Die ersten deutschen Frauenhäuser wurden in den 70er Jahren aufgebaut. Die erste Studie zur Gewalt gegen Männer veröffentlichte das Bundesfamilienministerium 2004. Danach widerfuhr jedem vierten der befragten 200 Männer einmal oder mehrmals »ein Akt körperlicher Gewalt« durch die Partnerin. Dies werde aber weitgehend tabuisiert, heißt es im Resümee der Studie. Deshalb sei »die Schaffung eines öffentlichen Bewusstseins für Ausmaß und Folgen der Gewalt gegen Männer von großer Bedeutung«. Es müsse weiter geforscht werden.

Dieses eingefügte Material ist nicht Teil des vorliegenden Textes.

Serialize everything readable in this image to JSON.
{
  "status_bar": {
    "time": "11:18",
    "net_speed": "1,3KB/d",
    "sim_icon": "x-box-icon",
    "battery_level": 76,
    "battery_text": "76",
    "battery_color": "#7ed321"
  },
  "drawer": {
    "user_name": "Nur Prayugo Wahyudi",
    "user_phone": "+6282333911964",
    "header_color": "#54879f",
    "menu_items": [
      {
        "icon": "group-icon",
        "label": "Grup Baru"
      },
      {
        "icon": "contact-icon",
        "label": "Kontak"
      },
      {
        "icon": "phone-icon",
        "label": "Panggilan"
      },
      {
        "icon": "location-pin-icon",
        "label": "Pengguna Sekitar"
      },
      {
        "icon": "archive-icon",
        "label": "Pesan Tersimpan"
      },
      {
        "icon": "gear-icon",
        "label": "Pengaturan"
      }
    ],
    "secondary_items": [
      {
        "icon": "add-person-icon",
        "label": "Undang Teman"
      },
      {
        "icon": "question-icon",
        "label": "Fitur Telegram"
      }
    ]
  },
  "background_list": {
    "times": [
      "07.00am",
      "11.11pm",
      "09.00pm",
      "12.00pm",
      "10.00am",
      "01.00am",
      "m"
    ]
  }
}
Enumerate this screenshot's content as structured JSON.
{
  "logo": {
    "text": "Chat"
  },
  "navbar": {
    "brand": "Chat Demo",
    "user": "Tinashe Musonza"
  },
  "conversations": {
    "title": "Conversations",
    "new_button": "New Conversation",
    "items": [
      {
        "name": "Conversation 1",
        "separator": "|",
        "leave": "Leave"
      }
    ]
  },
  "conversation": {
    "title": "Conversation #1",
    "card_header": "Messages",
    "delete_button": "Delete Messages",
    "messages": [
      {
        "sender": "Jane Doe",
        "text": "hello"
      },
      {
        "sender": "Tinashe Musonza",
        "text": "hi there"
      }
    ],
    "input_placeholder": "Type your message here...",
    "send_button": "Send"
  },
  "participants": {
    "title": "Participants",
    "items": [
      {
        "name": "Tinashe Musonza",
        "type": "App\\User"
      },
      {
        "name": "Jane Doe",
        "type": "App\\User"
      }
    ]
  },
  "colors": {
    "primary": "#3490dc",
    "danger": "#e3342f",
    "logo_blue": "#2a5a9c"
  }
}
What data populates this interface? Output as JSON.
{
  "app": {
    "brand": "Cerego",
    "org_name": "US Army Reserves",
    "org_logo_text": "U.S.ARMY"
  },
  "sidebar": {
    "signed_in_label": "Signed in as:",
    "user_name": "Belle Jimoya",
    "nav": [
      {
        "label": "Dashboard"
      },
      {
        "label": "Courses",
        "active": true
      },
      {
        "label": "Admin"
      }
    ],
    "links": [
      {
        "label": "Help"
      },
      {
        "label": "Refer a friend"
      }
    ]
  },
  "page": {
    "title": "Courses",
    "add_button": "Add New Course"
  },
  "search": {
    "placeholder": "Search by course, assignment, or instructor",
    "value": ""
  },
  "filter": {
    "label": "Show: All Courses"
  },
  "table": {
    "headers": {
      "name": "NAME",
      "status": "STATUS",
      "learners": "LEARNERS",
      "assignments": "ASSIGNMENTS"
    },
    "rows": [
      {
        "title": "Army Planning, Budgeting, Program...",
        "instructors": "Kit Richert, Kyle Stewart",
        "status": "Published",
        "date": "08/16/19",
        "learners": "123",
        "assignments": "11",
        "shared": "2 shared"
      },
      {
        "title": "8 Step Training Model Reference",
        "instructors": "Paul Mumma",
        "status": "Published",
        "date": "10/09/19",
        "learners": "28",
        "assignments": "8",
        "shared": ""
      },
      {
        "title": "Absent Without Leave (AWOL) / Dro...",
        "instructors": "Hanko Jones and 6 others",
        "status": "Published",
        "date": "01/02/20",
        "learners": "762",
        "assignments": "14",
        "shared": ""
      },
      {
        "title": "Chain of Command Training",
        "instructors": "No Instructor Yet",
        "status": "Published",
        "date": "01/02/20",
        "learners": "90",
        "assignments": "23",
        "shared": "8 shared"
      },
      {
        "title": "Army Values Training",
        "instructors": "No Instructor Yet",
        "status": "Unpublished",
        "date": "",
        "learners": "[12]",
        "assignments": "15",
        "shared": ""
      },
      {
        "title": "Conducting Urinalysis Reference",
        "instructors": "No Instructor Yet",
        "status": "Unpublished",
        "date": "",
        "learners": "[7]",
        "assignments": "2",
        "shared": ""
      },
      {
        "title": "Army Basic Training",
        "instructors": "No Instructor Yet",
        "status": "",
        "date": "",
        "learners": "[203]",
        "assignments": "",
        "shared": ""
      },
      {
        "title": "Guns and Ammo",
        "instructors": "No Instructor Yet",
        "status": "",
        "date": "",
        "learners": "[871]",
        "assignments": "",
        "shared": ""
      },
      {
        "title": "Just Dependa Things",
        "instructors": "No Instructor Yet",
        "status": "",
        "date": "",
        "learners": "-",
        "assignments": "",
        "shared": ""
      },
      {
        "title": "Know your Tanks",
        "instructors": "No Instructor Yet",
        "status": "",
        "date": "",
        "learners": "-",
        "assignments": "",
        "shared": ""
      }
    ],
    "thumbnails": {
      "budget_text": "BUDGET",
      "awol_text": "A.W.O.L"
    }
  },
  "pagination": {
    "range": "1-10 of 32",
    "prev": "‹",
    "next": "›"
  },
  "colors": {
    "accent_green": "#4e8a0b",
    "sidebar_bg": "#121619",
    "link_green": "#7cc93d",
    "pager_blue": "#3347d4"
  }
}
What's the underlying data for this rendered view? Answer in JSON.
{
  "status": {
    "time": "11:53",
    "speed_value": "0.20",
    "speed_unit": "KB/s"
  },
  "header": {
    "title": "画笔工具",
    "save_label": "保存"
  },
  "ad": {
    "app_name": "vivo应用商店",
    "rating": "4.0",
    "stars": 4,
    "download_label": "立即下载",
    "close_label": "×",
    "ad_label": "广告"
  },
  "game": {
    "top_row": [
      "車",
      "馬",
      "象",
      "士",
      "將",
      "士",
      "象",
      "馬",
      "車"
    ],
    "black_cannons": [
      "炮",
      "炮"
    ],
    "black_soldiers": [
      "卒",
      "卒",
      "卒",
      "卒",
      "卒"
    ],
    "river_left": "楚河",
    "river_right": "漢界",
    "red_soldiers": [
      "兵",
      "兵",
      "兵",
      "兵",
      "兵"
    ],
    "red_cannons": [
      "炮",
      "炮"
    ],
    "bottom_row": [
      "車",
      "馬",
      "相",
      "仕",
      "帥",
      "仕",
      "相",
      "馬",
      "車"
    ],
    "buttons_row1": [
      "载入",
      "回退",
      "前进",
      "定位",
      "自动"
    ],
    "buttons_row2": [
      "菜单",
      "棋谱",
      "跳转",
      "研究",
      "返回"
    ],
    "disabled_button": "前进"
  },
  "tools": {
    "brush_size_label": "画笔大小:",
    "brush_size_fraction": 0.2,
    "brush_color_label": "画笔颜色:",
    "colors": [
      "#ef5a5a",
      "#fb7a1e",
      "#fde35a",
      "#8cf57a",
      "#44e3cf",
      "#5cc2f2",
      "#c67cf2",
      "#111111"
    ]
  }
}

In den Augen von Gerhard Amendt verhält sich die deutsche Politik »schlicht ignorant«. Der Professor leitete früher das Bremer Institut für Geschlechter- und Generationenforschung und beschäftigt sich seit vielen Jahren mit dem Thema der Gewalt von Frauen gegen Männer. »Ich benenne eine Realität, die man nicht wahrhaben möchte«, sagt Amendt. Frauen sind ihm zufolge in Partnerschaften genauso gewalttätig wie Männer – Verhältnis 1:1. »Das haben rund 200 internationale Studien bestätigt, die erste im Jahr 1985«, erläutert Amendt. »Wir müssen uns endlich von der Illusion verabschieden, dass nur Männer gewalttätig sind.«

In Ketzin erweitern Gettner und Schmeil ihr Männerhaus gerade. Bald soll es zwölf Gästezimmer geben. Momentan sind es nur zwei. Die Wände im Flur sind schon frisch gestrichen, dort hängt ein Überbleibsel von Gettners letztem Schiff: ein Rettungsring.